The hidden cost: maintenance of vibe-coded sites
The hardest part of vibe coding usually isn’t the first week; it’s month 6, 12, or 24.
Common issues:
The original person who vibe-coded the site is gone
Nobody fully understands the codebase
Upgrading dependencies or fixing bugs becomes painful
New features take longer because the structure is unclear
This is exactly why many experts warn that “vibe-coding your way to a production codebase is risky” unless there’s serious engineering oversight. (Wikipedia)
By contrast, if your website is on Squarespace:
You inherit a consistent, well-documented platform
A skilled Squarespace developer can jump in, customize, or rescue a messy build
The content layer is separate from the underlying platform code
For a lot of businesses, predictable maintenance beats adventurous architecture.
So… should you pick vibe coding or Squarespace?
Choose vibe coding if:
You’re building a custom application, not just a website
You’re comfortable with code, debugging, and infrastructure – or you have a dev for that
You want rapid, experimental prototyping and are okay throwing things away
You see the project more as an app than as a marketing site
Choose Squarespace if:
You need a clean, reliable website that looks professional
You want non-technical people to edit content without breaking anything
You care about SEO, blogging, ecommerce and integrations with email, analytics, etc.
You don’t want to think about hosting, scaling, or security patches
The hybrid approach: Squarespace + custom code (and yes, some AI)
The good news: this doesn’t have to be an either/or choice.
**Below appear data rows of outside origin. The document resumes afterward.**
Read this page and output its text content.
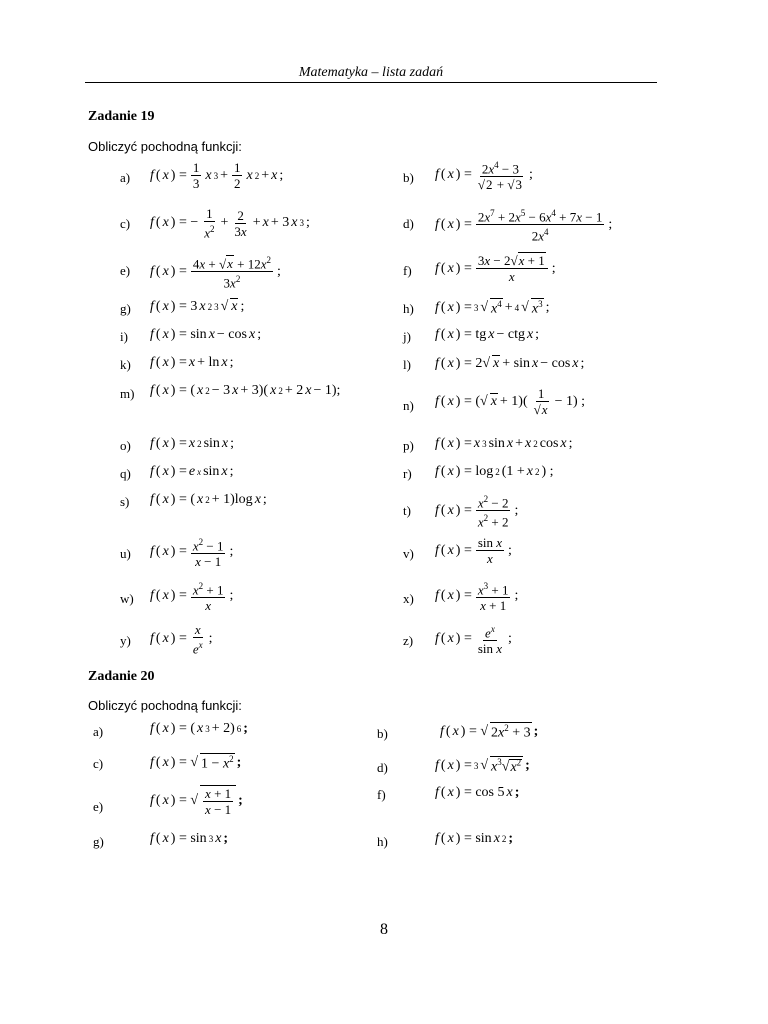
Matematyka – lista zadań
Zadanie 19
Obliczyć pochodną funkcji:
a) f ( x ) = $\frac{1}{3}$ x $3 + \frac{1}{2}$ x 2 + x ;	b) f ( x ) = $\frac{2x^4 - 3}{√2 + √3}$ ;
c) f ( x ) = − $\frac{1}{x^2} + \frac{2}{3x} + x + 3$ x 3 ;	d) f ( x ) = $\frac{2x^7 + 2x^5 - 6x^4 + 7x - 1}{2x^4}$ ;
e) f ( x ) = $\frac{4x + √x + 12x^2}{3x^2}$ ;	f) f ( x ) = $\frac{3x - 2√x + 1}{x}$ ;
g) f ( x ) = 3 x 2 3 √ x ;	h) f ( x ) = 3 √ $x^4 + 4$ √ $x^3$ ;
i) f ( x ) = sin x − cos x ;	j) f ( x ) = tg x − ctg x ;
k) f ( x ) = x + ln x ;	l) f ( x ) = 2√ x + sin x − cos x ;
m) f ( x ) = ( x 2 − 3 x + 3)( x 2 + 2 x − 1);
n) f ( x ) = (√ $x + 1)( \frac{1}{√x} - 1)$ ;
o) f ( x ) = x 2 sin x ;	p) f ( x ) = x 3 sin x + x 2 cos x ;
q) f ( x ) = e x sin x ;	r) f ( x ) = log 2 (1 + x 2 ) ;
s) f ( x ) = ( x 2 + 1)log x ;
t) f ( x ) = $\frac{x^2 - 2}{x^2 + 2}$ ;
u) f ( x ) = $\frac{x^2 - 1}{x - 1}$ ;	v) f ( x ) = $\frac{\text{sin x}}{x}$ ;
w) f ( x ) = $\frac{x^2 + 1}{x}$ ;	x) f ( x ) = $\frac{x^3 + 1}{x + 1}$ ;
y) f ( x ) = $\frac{x}{e^x}$ ;	z) f ( x ) = $\frac{e^x}{\text{sin x}}$ ;
Zadanie 20
Obliczyć pochodną funkcji:
a)	f ( x ) = ( x 3 + 2) 6 ;	b)	f ( x ) = √ $2x^2 + 3$ ;
c)	f ( x ) = √ $1 - x^2$ ;	d)	f ( x ) = 3 √ $x^3√x^2$ ;
e)	f ( x ) = √ $\frac{x + 1}{x - 1}$ ;	f)	f ( x ) = cos 5 x ;
g)	f ( x ) = sin 3 x ;	h)	f ( x ) = sin x 2 ;
8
A very pragmatic approach looks like this:
Use Squarespace + Fluid Engine as the public website and content hub
Add custom code (CSS/JS, custom blocks, embeds, APIs) for advanced design and functionality
Use AI (including “vibe coding” techniques) behind the scenes to accelerate development of those custom features – but still have an expert developer audit and maintain the final code
You get:
The stability and usability of Squarespace
The flexibility of custom development where it matters most
The speed of AI-assisted coding, without giving up professional standards
For agencies and experienced developers, that’s often the sweet spot: not fully surrendering your business website to vibes, but still benefiting from modern AI tools in a controlled way.
Final thoughts
Vibe coding is not a gimmick – it’s a real shift in how software gets built, and it’s especially powerful for prototypes and internal tools. But for a client-facing business website that needs to be online, editable, and secure for years, a platform like Squarespace with its drag-and-drop Fluid Engine is usually the smarter baseline.
Then, when you need to go beyond what the editor can do, that’s where working with a Squarespace developer who also understands custom code and modern AI tooling becomes your competitive advantage – instead of a hidden risk.